AFTCO / Guy Harvey Blog

Fish around the world with Guy Harvey and guests

April 30, 2010

  

Hammerhead Shark Fins - Too Delicious for the Shark's Own Good

by Mahmood Shivji

HHs in Ecuador_MShivji.1 In 2006, Dr. Shelley Clarke of Imperial College, UK, in collaboration with the Guy Harvey Research Institute at Nova Southeastern University in Florida conducted the first quantitative assessment of the number of sharks being killed by surveying fin markets.  As part of this pioneering study, they estimated that 1.5 to 4 million hammerhead sharks are killed per year by commercial fishers just to satisfy the demands of the international fin trade!  And these staggering figures are conservative because they only account for the three large hammerhead species (great, scalloped and smooth hammerheads) of the nine known species, and don't include the many hammerheads killed that don't end up in the fin markets.  The actual number of hammerhead sharks killed worldwide is undoubtedly larger.

What accounts for this large-scale slaughter of one of the ocean's most charismatic and evolutionarily distinctive creatures?  It's ironic that although hammerhead shark meat is considered of very low food quality in most commercial markets, their fins fetch amongst the highest prices in the world fin trade.  Depending on the species, average wholesale prices for hammerhead shark fins range from U.S. $88-135 per kilogram of unprocessed fins - that's 2-4 times more than the price of fresh tuna fillets in most U.S. grocery stores!

As you might imagine, this high market value for hammerhead shark fins has created enormous economic incentives to exploit them.  The three large hammerhead species are distributed in tropical to temperate waters worldwide, and the absence of fisheries management by most nations, has resulted in their severe overfishing globally.  The data shows that even in U.S waters where some management is practiced, hammerhead populations have declined over 80%!  It makes the population status and future outlook for hammerheads in most parts of their range pretty dire.

Discarded carcass of finned scalloped hammerhead   ©Jeff Rotman/jeffrotman.com

These overfishing concerns resulted in the U.S. and Palau co-sponsoring a proposal to the March 2010 Convention on International Trade in Endangered Species of Wild Fauna and Flora (CITES) to list all three large hammerheads on Appendix II of the international treaty.  This listing would have triggered strong restrictions to international trade in fins from these species, reducing the economic incentives to continue unabated, ecologically damaging overfishing.  Unfortunately, Japan and its allied countries were strongly opposed to such a listing and launched a major effort to defeat the proposal.  In the final analysis even though the majority of nations voted in support of the listing, the measure failed because it did not receive the two-thirds vote required for adoption (final vote was 75 in support, 45 against and 14 abstentions).
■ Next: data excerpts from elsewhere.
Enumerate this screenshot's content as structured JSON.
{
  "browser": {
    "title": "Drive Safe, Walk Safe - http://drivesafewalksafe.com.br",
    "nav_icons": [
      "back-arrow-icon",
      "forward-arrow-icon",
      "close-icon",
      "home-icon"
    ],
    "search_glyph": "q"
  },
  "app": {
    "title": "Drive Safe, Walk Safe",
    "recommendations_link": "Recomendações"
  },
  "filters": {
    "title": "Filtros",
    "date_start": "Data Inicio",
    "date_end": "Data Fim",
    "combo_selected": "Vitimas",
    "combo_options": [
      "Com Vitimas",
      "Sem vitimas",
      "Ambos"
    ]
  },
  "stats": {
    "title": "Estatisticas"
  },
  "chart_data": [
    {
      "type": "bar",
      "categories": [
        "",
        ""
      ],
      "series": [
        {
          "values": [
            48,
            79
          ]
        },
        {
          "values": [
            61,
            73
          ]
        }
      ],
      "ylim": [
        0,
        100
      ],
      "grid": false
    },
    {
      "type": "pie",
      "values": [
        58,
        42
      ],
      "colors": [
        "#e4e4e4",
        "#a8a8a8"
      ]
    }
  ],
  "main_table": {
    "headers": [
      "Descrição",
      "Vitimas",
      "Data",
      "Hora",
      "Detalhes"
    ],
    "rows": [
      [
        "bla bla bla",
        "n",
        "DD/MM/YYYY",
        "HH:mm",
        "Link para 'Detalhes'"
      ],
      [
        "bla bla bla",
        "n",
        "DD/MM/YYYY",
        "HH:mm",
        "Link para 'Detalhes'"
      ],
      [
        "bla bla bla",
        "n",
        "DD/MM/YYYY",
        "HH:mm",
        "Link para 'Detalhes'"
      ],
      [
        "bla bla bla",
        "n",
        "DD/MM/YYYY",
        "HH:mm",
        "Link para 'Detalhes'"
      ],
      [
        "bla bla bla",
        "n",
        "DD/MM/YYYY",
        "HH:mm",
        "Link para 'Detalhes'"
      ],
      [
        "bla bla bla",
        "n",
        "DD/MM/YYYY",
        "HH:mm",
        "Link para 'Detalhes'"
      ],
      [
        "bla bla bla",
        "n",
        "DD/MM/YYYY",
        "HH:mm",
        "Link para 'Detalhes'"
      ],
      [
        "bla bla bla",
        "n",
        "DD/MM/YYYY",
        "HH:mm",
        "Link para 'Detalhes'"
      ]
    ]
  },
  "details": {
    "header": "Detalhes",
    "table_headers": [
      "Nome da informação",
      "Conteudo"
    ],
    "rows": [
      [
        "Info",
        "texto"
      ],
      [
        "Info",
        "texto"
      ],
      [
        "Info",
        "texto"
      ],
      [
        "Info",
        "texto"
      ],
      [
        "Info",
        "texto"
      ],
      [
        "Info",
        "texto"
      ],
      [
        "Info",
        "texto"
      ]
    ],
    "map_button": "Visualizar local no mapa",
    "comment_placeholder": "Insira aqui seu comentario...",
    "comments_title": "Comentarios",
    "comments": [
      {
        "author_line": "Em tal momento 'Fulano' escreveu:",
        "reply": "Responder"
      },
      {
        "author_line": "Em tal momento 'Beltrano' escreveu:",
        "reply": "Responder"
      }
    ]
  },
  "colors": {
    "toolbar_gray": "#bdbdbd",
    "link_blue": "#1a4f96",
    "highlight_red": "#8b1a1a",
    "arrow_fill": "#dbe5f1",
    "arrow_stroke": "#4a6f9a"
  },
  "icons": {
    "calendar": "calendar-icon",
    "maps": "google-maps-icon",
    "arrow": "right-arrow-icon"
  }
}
With the failure of the listing proposal to be adopted by CITES, unregulated fishing and trade in fins will continue with the real risk that hammerhead populations in many parts of their range will be extirpated or at the very least reduced to the point of ecological extinction.  This will not only add another significant disruption to the proper working of our ocean ecosystems, but is also ethically deplorable.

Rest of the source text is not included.